Il était loin de deviner qu’il devait cette grande passion à son père, qui réellement, depuis l’aventure du ministre des Affaires étrangères, avait pris de l’amitié pour lui, jusqu’au point d’aller à la Bourse même les jours froids et humides, chose à laquelle, depuis le jour où il avait eu soixante ans, rien au monde n’avait pu le déterminer[1].

— Il finira par me prendre en guignon, disait-il à madame Leuwen, si je le dirige trop et lui parle sans cesse de ses affaires.

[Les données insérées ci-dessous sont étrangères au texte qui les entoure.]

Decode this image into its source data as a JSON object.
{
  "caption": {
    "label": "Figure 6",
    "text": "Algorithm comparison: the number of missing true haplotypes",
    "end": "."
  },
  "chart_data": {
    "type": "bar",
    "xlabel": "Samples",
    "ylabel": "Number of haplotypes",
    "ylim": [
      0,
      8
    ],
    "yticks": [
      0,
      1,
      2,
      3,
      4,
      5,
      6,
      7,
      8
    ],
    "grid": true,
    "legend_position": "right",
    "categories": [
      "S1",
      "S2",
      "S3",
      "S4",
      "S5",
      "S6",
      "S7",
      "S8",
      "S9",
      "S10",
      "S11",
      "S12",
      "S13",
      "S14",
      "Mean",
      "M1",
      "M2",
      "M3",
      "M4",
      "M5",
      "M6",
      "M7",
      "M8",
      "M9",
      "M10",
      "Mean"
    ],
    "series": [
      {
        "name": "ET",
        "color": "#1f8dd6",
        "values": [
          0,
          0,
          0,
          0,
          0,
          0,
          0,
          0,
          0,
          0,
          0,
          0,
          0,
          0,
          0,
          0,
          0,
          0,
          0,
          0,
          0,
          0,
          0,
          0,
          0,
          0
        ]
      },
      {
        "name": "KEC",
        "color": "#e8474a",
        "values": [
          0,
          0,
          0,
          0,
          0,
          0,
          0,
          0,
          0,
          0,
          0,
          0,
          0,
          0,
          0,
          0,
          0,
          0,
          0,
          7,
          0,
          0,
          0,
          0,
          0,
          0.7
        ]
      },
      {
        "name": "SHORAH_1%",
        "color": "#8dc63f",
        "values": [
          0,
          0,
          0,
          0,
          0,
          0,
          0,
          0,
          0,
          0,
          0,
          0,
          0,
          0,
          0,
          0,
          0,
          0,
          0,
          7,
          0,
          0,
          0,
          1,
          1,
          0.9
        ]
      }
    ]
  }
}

Je dois me garder du rôle de père, si ennuyeux pour le fils quand le père s’ennuie ou quand il aime vivement.

La tendresse timide de madame Leuwen s’opposa de toute sa force à ce qu’il affublât son fils d’une grande passion ; elle voyait dans ce bruit une source de dangers.

— Je voudrais pour lui, disait-elle, une vie tranquille et non brillante.

— Je ne puis, répondait M. Leuwen, je ne puis, en conscience. Il faut qu’il ait une grande passion, ou tout ce sérieux que vous prisez tant tournerait contre lui, ce ne serait qu’un plat saint-simonien,

  1. Vérifier si les Pillet-Will, les Rothschild vont à la Bourse.